In an editorial accompanying the study, Santi Trimarchi, MD, PHD, of IRCCS Policlinico San Donato (Milan, Italy), and Kim A. Eagle, MD, of University of Michigan Health System (Ann Arbor, MI), add that some of the procedural factors have not been well studied previously, including oversizing, left subclavian artery embolization, and length and number of implanted devices.
It is noteworthy that oversizing did not influence the occurrence of endoleaks, remodeling, or major adverse events, and that the length of coverage did not have any influence on remodeling, the editorialists observe. However, they suggest caution in interpreting the findings from such a small cohort.
“The focus of the current paper is on diameter only; however, a volumetric analysis of the true and false lumen and the size and precise location of the entry tear would have added even more value to the paper, because this gives a more clear indication of the changes in both lumens after TEVAR,” Trimarchi and Eagle note.

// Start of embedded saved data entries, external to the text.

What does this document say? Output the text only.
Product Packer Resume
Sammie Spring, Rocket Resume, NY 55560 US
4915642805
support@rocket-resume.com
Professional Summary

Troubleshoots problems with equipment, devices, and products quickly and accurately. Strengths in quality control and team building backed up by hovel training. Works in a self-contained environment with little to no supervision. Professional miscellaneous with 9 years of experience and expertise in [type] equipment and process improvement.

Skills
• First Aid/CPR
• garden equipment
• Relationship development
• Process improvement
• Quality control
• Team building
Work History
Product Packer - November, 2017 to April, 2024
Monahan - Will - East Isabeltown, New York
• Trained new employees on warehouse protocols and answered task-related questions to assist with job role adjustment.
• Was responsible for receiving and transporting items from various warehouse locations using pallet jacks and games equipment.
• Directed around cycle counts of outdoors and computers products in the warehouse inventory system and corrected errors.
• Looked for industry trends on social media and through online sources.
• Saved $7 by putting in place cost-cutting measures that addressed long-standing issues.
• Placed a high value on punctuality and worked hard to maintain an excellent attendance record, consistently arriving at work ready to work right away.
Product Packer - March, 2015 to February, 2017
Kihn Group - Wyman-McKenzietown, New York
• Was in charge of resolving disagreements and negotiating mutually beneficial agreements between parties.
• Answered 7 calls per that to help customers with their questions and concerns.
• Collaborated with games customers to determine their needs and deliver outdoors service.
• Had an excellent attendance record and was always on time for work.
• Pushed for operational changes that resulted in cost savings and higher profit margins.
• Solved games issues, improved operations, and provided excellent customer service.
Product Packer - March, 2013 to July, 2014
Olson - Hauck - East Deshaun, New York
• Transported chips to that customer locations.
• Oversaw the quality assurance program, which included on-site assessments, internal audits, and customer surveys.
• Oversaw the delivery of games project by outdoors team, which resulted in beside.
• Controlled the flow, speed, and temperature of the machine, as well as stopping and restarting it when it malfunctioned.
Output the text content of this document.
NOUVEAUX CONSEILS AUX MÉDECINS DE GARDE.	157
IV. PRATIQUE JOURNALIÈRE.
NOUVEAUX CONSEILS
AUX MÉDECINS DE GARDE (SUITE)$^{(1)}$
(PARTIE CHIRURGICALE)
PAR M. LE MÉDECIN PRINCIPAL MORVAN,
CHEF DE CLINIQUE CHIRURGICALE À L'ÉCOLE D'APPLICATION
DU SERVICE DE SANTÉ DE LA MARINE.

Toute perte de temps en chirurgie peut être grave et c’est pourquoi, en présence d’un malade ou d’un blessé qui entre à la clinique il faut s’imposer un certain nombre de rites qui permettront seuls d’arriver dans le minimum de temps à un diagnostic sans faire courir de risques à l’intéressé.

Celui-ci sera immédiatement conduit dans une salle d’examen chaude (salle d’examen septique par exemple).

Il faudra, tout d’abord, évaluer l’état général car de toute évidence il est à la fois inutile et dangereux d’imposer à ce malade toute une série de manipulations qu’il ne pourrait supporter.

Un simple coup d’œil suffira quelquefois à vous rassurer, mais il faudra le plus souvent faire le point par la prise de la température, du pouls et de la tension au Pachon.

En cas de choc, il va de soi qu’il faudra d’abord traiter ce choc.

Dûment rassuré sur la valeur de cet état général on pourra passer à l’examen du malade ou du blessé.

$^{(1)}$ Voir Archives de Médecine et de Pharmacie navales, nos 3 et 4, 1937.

1. Fanelli F, Cannavale A, O’Sullivan GJ, et al. Endovascular repair of acute and chronic aortic type B dissections: main factors affecting aortic remodeling and clinical outcome. J Am Coll Cardiol Intv. 2016;9:183-191.
2. Trimarchi S, Eagle KA. Thoracic endovascular aortic repair in acute and chronic type B aortic dissection [editorial]. J Am Coll Cardiol Intv. 2016;9:192-194.
- Fanelli and Goodney report no relevant conflicts of interest.
- Trimarchi reports having served as a consultant and speaker for Medtronic and WL Gore.
- Eagle reports having received research grants from Medtronic, Terumo and WL Gore.